Andy Williamson, Group Managing Director is BMBI’s Expert for Roofing Products.

The Builders Merchant Building Index is just a few months old, but year on year comparisons show RMI lagging behind housebuilding and infrastructure.

Construction Products Association (CPA) figures, which were better than some of us were experiencing, are heavily influenced by housing and infrastructure. Media commentary also draws conclusions from published results of listed housebuilders and large companies focused on bigger infrastructure projects. But few of them have much to do with RMI.

Overall, Roofing is marginally down compared to the main heavy building materials which are 1.9% up on last year (Q315 compared with Q314).

Pitched roofing, which includes tiles, slates and associated products and is the larger roofing sector, was focused on getting higher performance products into stock in the first half of 2015, so roofers and builders meet new regulations and use the appropriate breather membranes. These prevent wind uplift and air ‘ballooning’ which might dislodge tiles or slates in expected more extreme weather events.

Flat roofing is down overall, but this disguises significant changes in types of roofing. Liquid products and EPDM are up, but bituminous based roofing, flat roof and commodity products eg for shed felt markets are down more than 10% on last year because of fewer storms and skills shortages.

The skills shortage is a big, ongoing problem for the industry. Lack of skills has become a drag on growth. Since 2008, the CPA reports that 390,000 people have left construction yet with construction numbers up the mix must have changed significantly which goes some way to explain why RMI is performing below trend.

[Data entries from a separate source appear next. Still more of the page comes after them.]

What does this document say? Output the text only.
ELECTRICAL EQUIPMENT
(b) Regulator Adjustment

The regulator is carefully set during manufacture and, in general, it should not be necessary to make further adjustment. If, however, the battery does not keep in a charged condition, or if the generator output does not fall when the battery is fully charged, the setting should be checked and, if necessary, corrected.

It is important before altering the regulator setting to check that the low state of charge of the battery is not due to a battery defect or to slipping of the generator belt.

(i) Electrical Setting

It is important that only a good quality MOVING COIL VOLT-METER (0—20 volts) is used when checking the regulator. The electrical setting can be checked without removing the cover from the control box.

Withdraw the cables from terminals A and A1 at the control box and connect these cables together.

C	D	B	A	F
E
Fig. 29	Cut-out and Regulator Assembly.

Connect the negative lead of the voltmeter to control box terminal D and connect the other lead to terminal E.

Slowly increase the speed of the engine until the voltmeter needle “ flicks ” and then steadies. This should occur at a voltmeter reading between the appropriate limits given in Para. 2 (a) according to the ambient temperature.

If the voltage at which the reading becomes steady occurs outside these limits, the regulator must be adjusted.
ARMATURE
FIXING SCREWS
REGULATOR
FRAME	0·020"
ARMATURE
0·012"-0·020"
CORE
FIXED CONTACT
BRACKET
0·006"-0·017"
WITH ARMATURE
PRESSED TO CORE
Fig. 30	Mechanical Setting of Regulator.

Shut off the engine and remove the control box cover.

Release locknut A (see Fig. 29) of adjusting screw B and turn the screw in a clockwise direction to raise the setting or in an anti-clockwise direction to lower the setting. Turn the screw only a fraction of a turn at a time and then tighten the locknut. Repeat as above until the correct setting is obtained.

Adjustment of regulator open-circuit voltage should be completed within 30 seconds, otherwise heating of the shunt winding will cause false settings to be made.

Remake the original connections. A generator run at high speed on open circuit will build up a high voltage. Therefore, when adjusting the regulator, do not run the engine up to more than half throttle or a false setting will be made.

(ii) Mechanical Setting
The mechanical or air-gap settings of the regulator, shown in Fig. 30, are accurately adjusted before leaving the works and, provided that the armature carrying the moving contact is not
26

Water management and energy efficiency will be key drivers in roofing. Insulation values will increase but the government has eased regulations, so the challenge is to persuade builders directly, because energy efficient roofs cost more to install. Builders generally build ‘cold’ flat roofs rather than warm well insulated ones.

Looking ahead, the first quarter is generally poor: winter is not roofing weather. But we expect commercial RMI eg schools, universities, renovations to hold up well in 2016. Domestic RMI remains a concern because of the skills shortage.